The president of an organization whose mission is to "advance practical, free-market policies that promote prosperity and opportunity for all" can understand why restaurant owners in New Hampshire are now requiring patrons to provide their contact information in addition to their names before they can sit down to eat.
Governor Chris Sununu (R) says a person's name and contact information are now deemed necessary in the event someone in the restaurant has COVID-19. The customers' time of arrival will also be recorded.
"In general, our organization is not in favor of state mandates on businesses," says Drew Cline, president of The Josiah Bartlett Center for Public Policy. "However, this is a situation where the restaurants were being severely hurt by clusters."
Before this policy, requested by the New Hampshire Lodging & Restaurant Association, went into effect, there was no contact tracing.
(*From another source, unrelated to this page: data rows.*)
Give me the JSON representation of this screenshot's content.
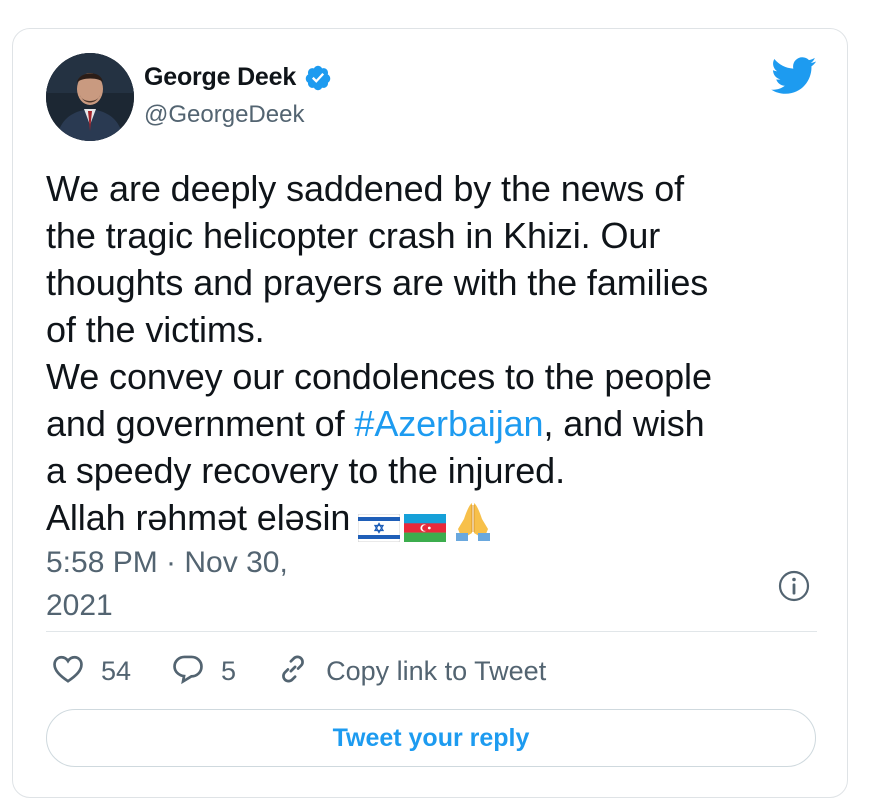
{
  "author": {
    "display_name": "George Deek",
    "handle": "@GeorgeDeek",
    "verified": true
  },
  "tweet": {
    "lines": [
      "We are deeply saddened by the news of",
      "the tragic helicopter crash in Khizi. Our",
      "thoughts and prayers are with the families",
      "of the victims.",
      "We convey our condolences to the people"
    ],
    "line6_before": "and government of ",
    "hashtag": "#Azerbaijan",
    "line6_after": ", and wish",
    "line7": "a speedy recovery to the injured.",
    "line8": "Allah rəhmət eləsin",
    "emojis": [
      "israel-flag",
      "azerbaijan-flag",
      "folded-hands"
    ]
  },
  "timestamp": {
    "line1": "5:58 PM · Nov 30,",
    "line2": "2021"
  },
  "actions": {
    "likes_count": "54",
    "replies_count": "5",
    "copy_link_label": "Copy link to Tweet"
  },
  "reply_button": {
    "label": "Tweet your reply"
  },
  "colors": {
    "accent": "#1d9bf0",
    "text": "#0f1419",
    "muted": "#536471",
    "border": "#dfe3e6"
  },
  "icons": [
    "verified-badge-icon",
    "twitter-bird-icon",
    "info-icon",
    "heart-icon",
    "reply-bubble-icon",
    "link-icon"
  ]
}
"So what would happen is a restaurant would have a cluster associated with it and the state because there was no contact tracing at the restaurant, would have to make a public announcement to say if you ate at this restaurant on this day or between these days, you need to contact the state, as you might be infected," explains Cline.
So the restaurant owners asked the state to help them give restaurant goers some confidence that restaurants would be safe. The situation was literally closing down those restaurants and hurting the entire industry because people were scared to go out to eat.
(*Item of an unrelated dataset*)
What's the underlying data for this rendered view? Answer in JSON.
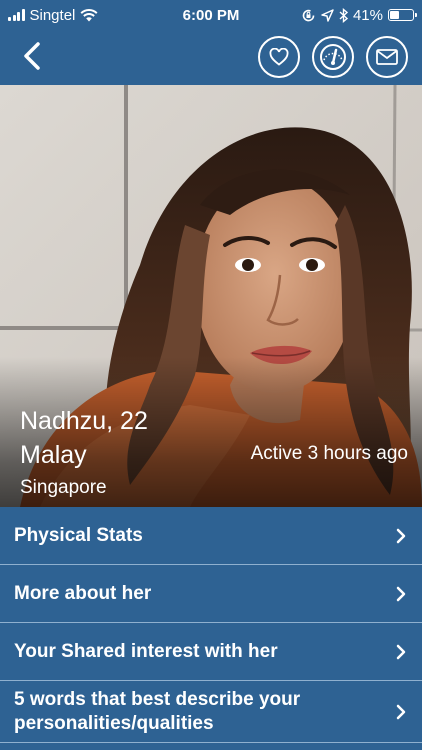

The restaurants will keep customers' contact information for 21 days. If there is no outbreak in that time, then the information will be thrown away. Meanwhile, it is supposed to remain confidential, and Cline does not think restaurant owners are likely to sell anyone’s information.
"If a restaurant tells you that it's not going to use it for marketing and then uses it for marketing, that is going to hurt their business, and they know it," he asserts.
That is not to say that the rare "unscrupulous restauranteur" would not do that. But on the whole, Cline says they know it would not be in their best interest to do that to their patrons.